(Foto: Saul Schram).
Primeiro, governar para seguir promovendo avanços no processo desenvolvimentista de Mato Grosso do Sul e depois, ajustar ao contexto e tempo adequados as demandas do ano eleitoral.
Estas são as prioridades que o governador Eduardo Riedel (PP) reafirma para 2026, ao reassumir o cargo nesta segunda-feira (19/01), após os 18 dias de férias que passou com a esposa, Mônica, período em que foi substituído pelo vice-governador José Carlos Barbosinha (PSD).
A assertividade do governador tem a ver com fatores que incluem, entre outros sustentos, a solidez da estratégia de gestão, o equilíbrio das finanças, o êxito do planejamento para intervenções de fôlego – como no caso do municipalismo -, as provas de confiança respondidas com total resolutividade pelo vice-governador.
Já no plano político-eleitoral falta acertar questões pontuais, que não têm abrigo na governança e só serão socorridas na hora adequada, sem qualquer risco de afetar o ritmo e a dinâmica de gestão.

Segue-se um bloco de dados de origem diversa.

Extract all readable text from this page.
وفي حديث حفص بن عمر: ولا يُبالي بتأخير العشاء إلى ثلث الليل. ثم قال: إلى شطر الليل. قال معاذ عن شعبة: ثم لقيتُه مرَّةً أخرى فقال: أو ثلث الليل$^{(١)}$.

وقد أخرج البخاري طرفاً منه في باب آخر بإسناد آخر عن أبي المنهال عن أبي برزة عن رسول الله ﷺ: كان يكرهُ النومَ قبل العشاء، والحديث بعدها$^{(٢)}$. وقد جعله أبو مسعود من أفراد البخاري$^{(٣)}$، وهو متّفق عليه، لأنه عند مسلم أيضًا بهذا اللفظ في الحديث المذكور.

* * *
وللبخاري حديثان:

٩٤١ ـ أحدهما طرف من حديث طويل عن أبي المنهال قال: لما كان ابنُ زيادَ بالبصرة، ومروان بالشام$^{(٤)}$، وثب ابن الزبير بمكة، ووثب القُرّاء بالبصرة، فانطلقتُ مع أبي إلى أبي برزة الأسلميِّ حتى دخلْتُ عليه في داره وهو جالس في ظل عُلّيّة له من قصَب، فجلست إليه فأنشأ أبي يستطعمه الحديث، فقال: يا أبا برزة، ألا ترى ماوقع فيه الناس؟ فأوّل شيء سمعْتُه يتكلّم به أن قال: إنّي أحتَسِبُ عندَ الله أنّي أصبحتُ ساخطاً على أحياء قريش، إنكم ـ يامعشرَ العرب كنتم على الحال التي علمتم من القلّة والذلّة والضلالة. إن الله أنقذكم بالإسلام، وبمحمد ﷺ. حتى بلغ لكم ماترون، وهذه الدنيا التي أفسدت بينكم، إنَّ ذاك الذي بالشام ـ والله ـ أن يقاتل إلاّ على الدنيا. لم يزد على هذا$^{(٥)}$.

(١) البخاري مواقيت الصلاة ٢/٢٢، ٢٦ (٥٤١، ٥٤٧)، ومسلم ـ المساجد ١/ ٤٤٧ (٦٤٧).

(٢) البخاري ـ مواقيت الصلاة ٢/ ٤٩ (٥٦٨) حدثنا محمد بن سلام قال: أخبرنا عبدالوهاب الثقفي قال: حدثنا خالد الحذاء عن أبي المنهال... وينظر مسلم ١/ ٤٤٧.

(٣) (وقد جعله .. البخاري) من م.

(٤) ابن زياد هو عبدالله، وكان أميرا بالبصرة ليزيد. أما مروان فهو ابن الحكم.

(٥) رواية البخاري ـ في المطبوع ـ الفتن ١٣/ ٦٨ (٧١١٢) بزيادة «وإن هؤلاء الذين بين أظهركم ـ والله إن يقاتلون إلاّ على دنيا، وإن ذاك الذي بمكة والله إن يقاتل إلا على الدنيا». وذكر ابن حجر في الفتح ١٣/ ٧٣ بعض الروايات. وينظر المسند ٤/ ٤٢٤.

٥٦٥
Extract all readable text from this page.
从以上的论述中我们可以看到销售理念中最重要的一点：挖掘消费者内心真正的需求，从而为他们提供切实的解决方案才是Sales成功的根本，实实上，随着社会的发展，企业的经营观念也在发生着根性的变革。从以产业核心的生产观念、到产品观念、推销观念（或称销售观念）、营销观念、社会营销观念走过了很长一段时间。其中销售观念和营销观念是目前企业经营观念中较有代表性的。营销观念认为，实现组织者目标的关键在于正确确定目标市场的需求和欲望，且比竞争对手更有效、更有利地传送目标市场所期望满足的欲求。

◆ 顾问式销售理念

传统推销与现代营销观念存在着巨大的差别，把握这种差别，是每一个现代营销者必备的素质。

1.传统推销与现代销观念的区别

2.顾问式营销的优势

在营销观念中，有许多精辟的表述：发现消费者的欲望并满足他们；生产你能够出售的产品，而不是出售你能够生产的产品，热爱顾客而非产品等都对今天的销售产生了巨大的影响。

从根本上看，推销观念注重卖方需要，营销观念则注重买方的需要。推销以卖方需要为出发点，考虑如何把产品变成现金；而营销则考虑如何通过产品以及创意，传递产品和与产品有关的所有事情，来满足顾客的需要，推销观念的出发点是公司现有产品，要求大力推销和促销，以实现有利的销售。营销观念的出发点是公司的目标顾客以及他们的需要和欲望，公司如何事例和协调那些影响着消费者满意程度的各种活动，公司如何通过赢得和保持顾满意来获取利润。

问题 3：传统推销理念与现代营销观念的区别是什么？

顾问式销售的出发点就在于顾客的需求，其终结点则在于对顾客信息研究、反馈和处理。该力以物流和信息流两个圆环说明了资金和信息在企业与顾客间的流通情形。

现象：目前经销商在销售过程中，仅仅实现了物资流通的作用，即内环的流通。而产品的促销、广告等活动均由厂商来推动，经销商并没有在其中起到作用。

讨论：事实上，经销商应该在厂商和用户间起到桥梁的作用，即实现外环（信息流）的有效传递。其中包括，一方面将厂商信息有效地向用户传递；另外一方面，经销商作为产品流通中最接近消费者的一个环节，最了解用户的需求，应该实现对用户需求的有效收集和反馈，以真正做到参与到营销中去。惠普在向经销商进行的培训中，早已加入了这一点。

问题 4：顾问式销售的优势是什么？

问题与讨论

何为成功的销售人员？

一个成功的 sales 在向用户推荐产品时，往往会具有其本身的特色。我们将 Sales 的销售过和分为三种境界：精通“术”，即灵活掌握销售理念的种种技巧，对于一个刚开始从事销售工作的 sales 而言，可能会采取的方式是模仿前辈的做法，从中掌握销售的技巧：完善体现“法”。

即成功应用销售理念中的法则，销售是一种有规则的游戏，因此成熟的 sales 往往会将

Barbosinha assume governo de MS durante férias de Riedel - A Crítica de Campo Grande
Desafio
Riedel está ciente do papel que cumpre na condição de maior liderança do PP sul-mato-grossense, tendo com grande parceira a senadora Tereza Cristina e total cobertura política da direção nacional. É pré-candidato à reeleição, porém não permite que esta posição entre direta ou indiretamente no ambiente governamental.
Os compromissos nesta pauta serão agendados apenas no segundo semestre e englobam a construção das chapas majoritária e proporcionais, a composição de alianças e a definição do programa da campanha para o segundo mandato.
Uma das escolhas mais desafiadoras será para o cargo de vice. Barbosinha pode disputar uma cadeira de deputado estadual ou federal e além disso será preciso negociar com os aliados.
Para as duas vagas do Senado, o primeiro nome no chapão liderado por Riedel é o do ex-governador Reinaldo Azambuja (PL).
O segundo é o senador Nelsinho Trad (PSD), pré-candidato à reeleição. O PL força a barra tentando emplacar o ex-deputado Capitão Contar, que até ontem era um dos mais inflamados opositores de Azambuja e Riedel, inclusive se auto lançando na disputa sucessória.
No entanto, Riedel mantém equilíbrio e serenidade. Nem mesmo as alucinadas manobras de Contar tentando acuá-lo o fazem sair do sério e sacrificar o tempo à complexa tarefa de governar o Estado, com dedicação exclusiva.
Vai aguardar a hora certa e alguns indicadores confiáveis, como as pesquisas de intenção de voto e os méritos políticos construídos graças às vitoriosas gestões iniciadas por Azambuja, às quais vem dando sequência.